More than half of business leaders have been approached by staff with mental health issues but just 14 per cent of companies have a formal policy in place to deal with the problem, according to a survey by the Institute of Directors. One in five large company directors didn’t even know whether they had a policy at all.

The number of days taken off work with mental health problems increased 25 per cent between 2014 and 2015 according to the Office for National Statistics. Stress, depression and anxiety taken together are now the largest reason for workplace absence, the IoD found.

The report comes days after Conservative MP George Freeman, head of the Number 10 policy unit, suggested that people “taking pills at home, who suffer from anxiety” should not be entitled to disability benefits as such payments should be reserved for “really disabled people”.

The IoD report said mental health is not just a moral issue, but a business issue that could cost the UK as much as 4.5 per cent in GDP through lost working hours, productivity losses, higher benefit payments and the increased cost to the NHS. It said 127 million hours of work were lost in 2015 due to mental health-related absence - the equivalent of around 75,000 individuals losing the entire working year.

Over 70 per cent of people think Britain has become a less happy place than it was just a year ago, the report said.

While the reasons for the sharp rise are hard to definitively prove, the report suggested a number of factors have combined, including people living increasingly isolated lives, the rise in social media use, recent political turmoil and an “always-on culture” that means the stresses of work are hard to escape.

To combat the problem, the IoD recommended business leaders should implement formal mental health and well-being policies and give non-executive directors the specific responsibility to ensure mental health is monitored across organisations.

Government should trial a training scheme for small businesses to develop policies around mental health and ensure that the issue is no longer taboo, the body recommended.

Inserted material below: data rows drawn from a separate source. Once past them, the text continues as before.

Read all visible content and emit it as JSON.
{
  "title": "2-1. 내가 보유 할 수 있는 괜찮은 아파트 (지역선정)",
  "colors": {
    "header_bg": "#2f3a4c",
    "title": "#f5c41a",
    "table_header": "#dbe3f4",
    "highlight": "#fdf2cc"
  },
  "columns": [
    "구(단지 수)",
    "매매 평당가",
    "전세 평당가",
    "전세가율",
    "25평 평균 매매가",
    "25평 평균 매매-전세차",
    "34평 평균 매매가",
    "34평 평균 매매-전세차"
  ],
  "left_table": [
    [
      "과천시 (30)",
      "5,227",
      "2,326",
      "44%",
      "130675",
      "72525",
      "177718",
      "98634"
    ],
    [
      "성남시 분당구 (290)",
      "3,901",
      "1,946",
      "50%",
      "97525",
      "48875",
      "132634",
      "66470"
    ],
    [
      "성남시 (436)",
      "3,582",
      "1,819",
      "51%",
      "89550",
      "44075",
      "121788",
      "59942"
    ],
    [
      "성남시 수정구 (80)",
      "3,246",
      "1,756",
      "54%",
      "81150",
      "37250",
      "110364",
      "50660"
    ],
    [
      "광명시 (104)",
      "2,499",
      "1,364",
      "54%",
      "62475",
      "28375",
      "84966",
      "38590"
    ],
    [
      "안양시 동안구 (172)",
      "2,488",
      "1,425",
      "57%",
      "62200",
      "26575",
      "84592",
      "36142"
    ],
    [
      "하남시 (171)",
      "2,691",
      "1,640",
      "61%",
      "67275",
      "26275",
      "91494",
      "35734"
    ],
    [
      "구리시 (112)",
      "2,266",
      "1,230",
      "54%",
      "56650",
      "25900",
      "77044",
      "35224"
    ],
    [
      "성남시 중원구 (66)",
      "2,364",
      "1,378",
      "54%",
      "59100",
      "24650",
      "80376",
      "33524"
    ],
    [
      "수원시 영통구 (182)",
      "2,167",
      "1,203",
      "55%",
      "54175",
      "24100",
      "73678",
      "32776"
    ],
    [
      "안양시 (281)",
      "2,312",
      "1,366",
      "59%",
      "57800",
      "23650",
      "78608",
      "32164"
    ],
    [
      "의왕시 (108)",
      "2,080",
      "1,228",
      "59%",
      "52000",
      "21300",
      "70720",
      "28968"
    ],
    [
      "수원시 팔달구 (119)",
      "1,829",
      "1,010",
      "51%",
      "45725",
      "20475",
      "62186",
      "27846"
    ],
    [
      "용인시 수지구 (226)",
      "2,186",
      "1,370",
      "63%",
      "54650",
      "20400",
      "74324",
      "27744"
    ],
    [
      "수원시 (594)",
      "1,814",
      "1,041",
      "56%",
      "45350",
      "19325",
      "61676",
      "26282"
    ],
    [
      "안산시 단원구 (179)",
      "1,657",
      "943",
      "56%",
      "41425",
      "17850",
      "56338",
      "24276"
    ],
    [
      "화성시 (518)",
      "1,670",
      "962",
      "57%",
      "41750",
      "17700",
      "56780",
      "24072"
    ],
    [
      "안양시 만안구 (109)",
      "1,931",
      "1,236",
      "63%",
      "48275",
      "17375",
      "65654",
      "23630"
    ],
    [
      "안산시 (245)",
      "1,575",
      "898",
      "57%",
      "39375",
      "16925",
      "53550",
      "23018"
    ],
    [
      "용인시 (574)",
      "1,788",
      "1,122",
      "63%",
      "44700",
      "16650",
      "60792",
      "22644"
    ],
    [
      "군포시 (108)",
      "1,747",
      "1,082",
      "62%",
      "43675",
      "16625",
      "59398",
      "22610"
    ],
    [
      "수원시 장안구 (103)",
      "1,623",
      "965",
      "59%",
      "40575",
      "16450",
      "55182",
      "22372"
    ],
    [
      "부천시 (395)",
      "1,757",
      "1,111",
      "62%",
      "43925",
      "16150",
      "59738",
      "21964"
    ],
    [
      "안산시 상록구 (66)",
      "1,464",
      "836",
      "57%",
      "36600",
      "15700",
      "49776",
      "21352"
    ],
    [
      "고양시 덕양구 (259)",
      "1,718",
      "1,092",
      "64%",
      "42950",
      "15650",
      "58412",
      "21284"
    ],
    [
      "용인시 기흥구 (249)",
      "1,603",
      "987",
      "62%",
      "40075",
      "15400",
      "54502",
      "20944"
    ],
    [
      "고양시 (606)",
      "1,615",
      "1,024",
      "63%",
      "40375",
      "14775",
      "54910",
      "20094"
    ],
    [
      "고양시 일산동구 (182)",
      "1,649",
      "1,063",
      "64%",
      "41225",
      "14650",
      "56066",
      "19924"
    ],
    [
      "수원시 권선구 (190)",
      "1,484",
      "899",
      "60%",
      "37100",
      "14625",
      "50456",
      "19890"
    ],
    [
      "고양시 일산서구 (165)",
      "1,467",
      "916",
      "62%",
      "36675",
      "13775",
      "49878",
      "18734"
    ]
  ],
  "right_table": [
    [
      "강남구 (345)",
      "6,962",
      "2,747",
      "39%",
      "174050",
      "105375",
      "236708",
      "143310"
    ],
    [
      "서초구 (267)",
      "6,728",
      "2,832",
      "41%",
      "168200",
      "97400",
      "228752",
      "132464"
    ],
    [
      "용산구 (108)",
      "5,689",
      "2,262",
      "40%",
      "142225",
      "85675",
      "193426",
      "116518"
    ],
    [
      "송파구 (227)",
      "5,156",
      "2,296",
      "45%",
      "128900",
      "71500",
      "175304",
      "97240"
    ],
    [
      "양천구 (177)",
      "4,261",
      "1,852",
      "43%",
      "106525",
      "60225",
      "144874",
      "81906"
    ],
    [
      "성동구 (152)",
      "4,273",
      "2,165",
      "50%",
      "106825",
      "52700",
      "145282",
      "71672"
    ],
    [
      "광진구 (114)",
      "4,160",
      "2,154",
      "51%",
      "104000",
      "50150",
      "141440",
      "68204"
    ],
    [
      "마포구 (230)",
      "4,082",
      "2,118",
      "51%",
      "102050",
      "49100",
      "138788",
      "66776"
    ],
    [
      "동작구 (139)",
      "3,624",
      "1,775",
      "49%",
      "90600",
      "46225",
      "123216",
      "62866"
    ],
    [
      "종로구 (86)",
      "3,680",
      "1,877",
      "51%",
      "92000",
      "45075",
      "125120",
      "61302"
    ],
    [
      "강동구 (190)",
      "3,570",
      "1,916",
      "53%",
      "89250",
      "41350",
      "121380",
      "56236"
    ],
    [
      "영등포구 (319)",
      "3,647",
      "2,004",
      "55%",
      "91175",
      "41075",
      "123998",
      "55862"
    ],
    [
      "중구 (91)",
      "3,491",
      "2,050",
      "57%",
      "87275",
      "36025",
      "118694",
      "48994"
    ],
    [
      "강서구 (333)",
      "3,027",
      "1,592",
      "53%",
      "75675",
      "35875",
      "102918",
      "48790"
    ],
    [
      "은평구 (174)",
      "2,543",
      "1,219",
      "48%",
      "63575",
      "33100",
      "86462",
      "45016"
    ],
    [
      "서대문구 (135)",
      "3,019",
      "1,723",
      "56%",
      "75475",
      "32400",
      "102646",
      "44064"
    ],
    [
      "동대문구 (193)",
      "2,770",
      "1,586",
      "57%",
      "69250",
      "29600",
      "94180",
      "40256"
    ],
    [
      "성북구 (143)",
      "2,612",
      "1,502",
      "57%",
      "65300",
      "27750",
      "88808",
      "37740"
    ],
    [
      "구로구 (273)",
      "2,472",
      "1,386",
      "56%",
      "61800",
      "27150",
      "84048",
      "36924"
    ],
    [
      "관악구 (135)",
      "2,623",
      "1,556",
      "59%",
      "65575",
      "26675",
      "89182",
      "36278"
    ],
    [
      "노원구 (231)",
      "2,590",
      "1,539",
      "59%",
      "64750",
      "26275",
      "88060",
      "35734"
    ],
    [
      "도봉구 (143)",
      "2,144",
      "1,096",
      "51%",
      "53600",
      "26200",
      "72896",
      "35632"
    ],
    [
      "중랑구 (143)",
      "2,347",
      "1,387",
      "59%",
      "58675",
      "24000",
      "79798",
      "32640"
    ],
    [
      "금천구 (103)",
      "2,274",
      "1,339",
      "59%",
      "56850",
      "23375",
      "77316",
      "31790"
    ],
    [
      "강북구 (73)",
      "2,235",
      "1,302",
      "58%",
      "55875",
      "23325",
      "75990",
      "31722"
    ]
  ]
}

There is some evidence that companies are taking on board such advice.

Mark Atkinson is health and safety manager for Clugston, one of the largest private engineering contractors in the UK. The industry has traditionally been more reluctant than others to take have conversations about stress, he said, but it now puts the issue on an equal footing with physical health and safety. “One thing is clear,” he told the IoD, “while employers have a real duty of care on mental health, there’s a business case too. A less stressed, happier workforce is invariably a more productive one.”